From the famous to the exotic, this year's Berlinale has been flooded with features and documentaries centering on music.

"I'm never just looking for portraits, but films with an original approach and the music documentaries we're screening this year have those bridging qualities," says Wieland Speck, the director of the Berlinale Panorama.

He is referring to Michael Gramaglia and Jim Fields' film about the world's first punk band, Ramones: End Of The Century, and Andrew Horn's The Nomi Song on the cult figure Klaus Nomi. Both films are portraits of an era as much as the musicians.

Music also plays a major part in Guilherme Coelho's Panorama entry Fala Tu about three Brazilian hip-hop'ers which describes how music changes their lives.
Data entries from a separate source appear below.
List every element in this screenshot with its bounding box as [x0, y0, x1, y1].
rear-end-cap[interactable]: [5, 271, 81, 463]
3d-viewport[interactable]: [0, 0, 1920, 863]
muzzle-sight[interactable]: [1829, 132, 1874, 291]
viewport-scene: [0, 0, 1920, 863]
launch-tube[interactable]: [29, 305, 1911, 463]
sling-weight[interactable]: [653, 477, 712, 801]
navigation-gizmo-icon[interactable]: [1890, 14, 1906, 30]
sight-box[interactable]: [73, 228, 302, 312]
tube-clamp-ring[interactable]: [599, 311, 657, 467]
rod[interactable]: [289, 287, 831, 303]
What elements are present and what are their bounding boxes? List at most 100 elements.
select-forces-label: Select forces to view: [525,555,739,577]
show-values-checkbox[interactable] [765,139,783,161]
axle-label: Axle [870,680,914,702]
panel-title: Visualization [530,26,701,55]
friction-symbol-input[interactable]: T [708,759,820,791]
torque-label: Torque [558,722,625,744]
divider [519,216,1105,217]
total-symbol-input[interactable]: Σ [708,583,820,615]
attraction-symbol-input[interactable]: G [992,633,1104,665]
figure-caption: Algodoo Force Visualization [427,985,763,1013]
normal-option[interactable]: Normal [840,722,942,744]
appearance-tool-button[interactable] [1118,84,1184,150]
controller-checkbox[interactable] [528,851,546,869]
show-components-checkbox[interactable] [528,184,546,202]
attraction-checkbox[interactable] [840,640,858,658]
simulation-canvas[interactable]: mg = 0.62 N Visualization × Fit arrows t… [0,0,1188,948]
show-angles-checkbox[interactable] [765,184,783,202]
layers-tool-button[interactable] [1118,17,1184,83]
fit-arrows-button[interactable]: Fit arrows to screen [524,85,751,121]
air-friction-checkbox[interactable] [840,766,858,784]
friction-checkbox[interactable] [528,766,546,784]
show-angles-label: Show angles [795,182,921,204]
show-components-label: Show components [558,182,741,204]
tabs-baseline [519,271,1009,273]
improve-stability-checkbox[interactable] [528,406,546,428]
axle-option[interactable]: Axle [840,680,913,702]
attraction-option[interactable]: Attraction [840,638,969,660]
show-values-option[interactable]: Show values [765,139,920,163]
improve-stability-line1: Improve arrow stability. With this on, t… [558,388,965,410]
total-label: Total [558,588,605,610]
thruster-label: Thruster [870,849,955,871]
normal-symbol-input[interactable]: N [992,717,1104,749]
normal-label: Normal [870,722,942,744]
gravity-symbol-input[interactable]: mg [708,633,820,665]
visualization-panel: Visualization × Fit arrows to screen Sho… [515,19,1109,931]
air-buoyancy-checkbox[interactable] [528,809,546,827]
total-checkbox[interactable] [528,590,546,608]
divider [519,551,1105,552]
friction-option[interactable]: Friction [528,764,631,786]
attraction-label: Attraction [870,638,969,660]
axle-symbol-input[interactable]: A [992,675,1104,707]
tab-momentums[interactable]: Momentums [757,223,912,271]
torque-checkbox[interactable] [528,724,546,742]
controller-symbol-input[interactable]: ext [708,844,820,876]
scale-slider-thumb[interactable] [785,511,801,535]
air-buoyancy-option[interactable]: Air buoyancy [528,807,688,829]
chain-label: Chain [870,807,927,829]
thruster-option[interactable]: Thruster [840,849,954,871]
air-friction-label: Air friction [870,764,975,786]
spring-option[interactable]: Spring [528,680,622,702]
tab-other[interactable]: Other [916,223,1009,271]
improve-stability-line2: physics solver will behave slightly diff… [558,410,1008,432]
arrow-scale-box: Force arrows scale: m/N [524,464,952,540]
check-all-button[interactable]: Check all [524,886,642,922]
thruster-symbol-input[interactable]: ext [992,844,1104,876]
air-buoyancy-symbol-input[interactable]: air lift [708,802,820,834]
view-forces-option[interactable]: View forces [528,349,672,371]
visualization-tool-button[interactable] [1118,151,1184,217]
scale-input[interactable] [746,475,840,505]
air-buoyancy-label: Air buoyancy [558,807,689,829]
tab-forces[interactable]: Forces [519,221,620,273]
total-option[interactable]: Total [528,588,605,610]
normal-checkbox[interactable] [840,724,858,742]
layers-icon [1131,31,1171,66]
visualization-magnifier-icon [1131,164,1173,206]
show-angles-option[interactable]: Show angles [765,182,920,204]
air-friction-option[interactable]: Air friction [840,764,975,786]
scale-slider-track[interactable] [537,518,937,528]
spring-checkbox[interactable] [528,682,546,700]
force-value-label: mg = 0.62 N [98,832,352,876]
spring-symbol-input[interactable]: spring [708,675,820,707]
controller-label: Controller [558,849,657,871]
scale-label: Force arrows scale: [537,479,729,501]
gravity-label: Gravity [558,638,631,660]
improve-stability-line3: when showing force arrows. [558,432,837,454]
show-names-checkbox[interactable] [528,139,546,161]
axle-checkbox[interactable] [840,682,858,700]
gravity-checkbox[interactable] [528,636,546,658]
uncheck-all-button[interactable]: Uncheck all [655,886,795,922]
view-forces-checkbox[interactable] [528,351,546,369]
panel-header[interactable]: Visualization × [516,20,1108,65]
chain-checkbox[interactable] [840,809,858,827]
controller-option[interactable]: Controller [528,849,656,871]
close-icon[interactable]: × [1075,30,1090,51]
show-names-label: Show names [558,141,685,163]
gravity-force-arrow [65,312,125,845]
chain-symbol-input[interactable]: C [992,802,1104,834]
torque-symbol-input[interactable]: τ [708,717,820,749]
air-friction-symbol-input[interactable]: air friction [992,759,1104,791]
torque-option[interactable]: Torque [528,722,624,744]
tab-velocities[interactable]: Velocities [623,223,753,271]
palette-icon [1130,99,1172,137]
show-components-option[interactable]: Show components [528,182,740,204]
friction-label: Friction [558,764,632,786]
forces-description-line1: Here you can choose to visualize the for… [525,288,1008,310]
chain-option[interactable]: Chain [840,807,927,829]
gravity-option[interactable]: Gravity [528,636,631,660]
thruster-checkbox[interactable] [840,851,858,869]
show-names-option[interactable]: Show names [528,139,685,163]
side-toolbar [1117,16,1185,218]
Meanwhile, Thomas Grube and Enrique Sanchez Lansch's Rhythm Is It! about the rehearsals for Stravinsky's Le Sacre Du Printemps starring 250 children from 25 countries, also screens as a Berlinale Special. Antoine Fuqua's blues biopic Lightning In A Bottle also screened out of competition in the festival.

The market has also taken notice. The Ramones film has struck numerous deals for documentary specialist Films Transit, which has sold it to King Records of Japan, the UK's Tartan Films and had pre-sold it to US distributor Magnolia.

Another hot EFM title is Joe Berlinger and Bruce Sinofsky's Metallica: Some Kind Of Monster. Paramount Home Entertainment (PHE) is understood to be closing in on worldwide DVD rights for the film and a US theatrical deal is also close, with IFC Films leading the pack of buyers.